En général j'ai la gueule de bois, Étant toujours un peu « bu » de la veille ; Je reste donc à cela que je bois Indifférent, ainsi qu'une bouteille.
Ce sont, hélas! des produits hasardeux, Que tour à tour j'anise ou je cassisse. Et tôt bientôt, après une heure ou deux De ce verdâtre ou jaunâtre exercice,
Et, n'allez pas, comme un qui serait du Hanovre, Surtout, me l'effrayer Avec votre carafe! Elle croirait, la povre ! Que l'on veut la noyer.
Déridez-la toujours d'une première goutte... Là... là tout doucement. Vous la verrez alors palpiter, vibrer toute, Sourire ingénument.
Il faut que l'eau lui soit ainsi qu'une rosée, Tenez-vous-le pour dit ; N'éveillerez les sucs dont elle est composée Que petit à petit.
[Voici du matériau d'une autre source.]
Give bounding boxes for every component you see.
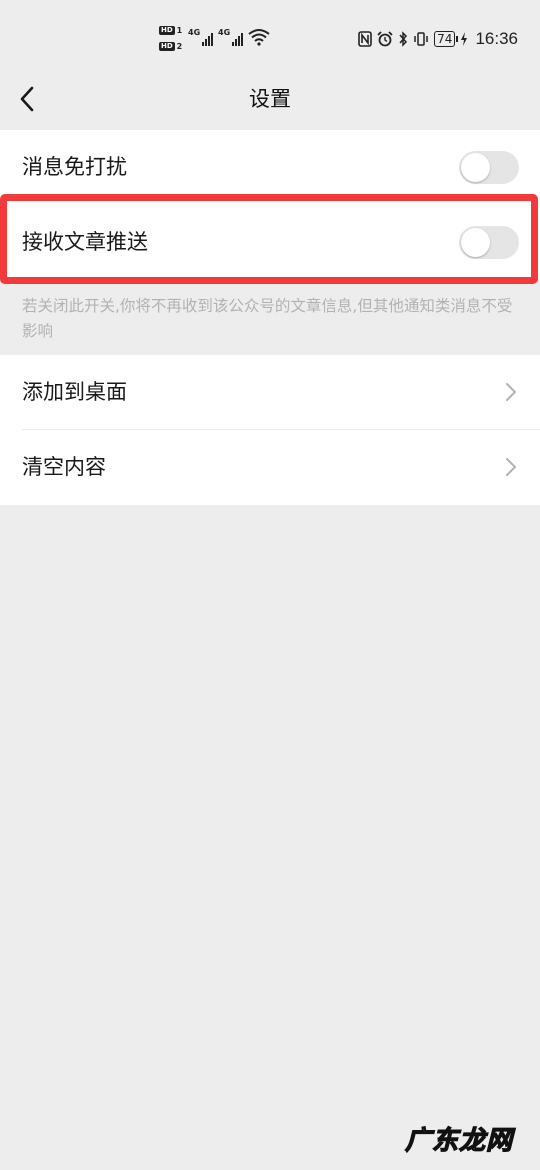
sim-number: 2 [176,41,183,51]
vibrate-icon [414,32,428,46]
do-not-disturb-row: 消息免打扰 [0,130,540,205]
watermark: 广东龙网 [404,1125,514,1156]
hd-indicators: HD 1 HD 2 [159,24,185,56]
clear-content-label: 清空内容 [22,455,106,479]
battery-icon: 74 [434,31,459,47]
network-type: 4G [188,28,201,37]
toggle-knob [461,228,490,257]
signal-icon: 4G [218,28,244,46]
receive-articles-label: 接收文章推送 [22,230,148,254]
settings-group-actions: 添加到桌面 清空内容 [0,355,540,505]
charging-icon [461,32,468,46]
settings-group-articles: 接收文章推送 [0,205,540,280]
wifi-icon [248,29,270,46]
chevron-right-icon [506,383,516,401]
sim-number: 1 [176,25,183,35]
status-icons-right: 74 16:36 [358,28,518,50]
status-bar: HD 1 HD 2 4G 4G 74 16:36 [0,0,540,80]
page-title: 设置 [249,87,291,111]
add-to-desktop-label: 添加到桌面 [22,380,127,404]
network-type: 4G [218,28,231,37]
clock: 16:36 [475,29,518,48]
signal-icon: 4G [188,28,214,46]
navigation-bar: 设置 [0,70,540,128]
receive-articles-note: 若关闭此开关,你将不再收到该公众号的文章信息,但其他通知类消息不受影响 [22,297,513,340]
alarm-icon [377,31,393,47]
chevron-right-icon [506,458,516,476]
bluetooth-icon [399,31,408,47]
do-not-disturb-label: 消息免打扰 [22,155,127,179]
add-to-desktop-row[interactable]: 添加到桌面 [0,355,540,430]
receive-articles-toggle[interactable] [459,226,519,259]
nfc-icon [358,31,372,47]
hd-badge: HD [159,25,175,35]
toggle-knob [461,153,490,182]
receive-articles-row: 接收文章推送 [0,205,540,280]
do-not-disturb-toggle[interactable] [459,151,519,184]
hd-badge: HD [159,41,175,51]
settings-group-dnd: 消息免打扰 [0,130,540,205]
clear-content-row[interactable]: 清空内容 [0,430,540,505]
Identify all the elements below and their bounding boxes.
Telle, une jeune épouse hésite et s'effarouche, Quand, la première nuit, Son mari brusquement l'envahit sur sa couche, En ne pensant qu'à lui..
Mais, tenez... votre absinthe éclôt dans l'intervalle, La voilà qui fleurit. S'irise, et passe par tous les tons de l'opale, Avec un rare esprit.
A présent, vous pouvez la goûter, elle est faite. Et la chère liqueur Vous mettra dans l'instant une féerie en tête Et de la joie au coeur.
L'ABSINTHE DU MORT
A Georges Hugo.
A Madagascar, il est d'usage de continuer à nourrir les défunts au-delà du trépas. A celui qui a été ivrogne, sa veuve considère comme un devoir de lui apporter sa boisson favorite. (Lectures de la femme)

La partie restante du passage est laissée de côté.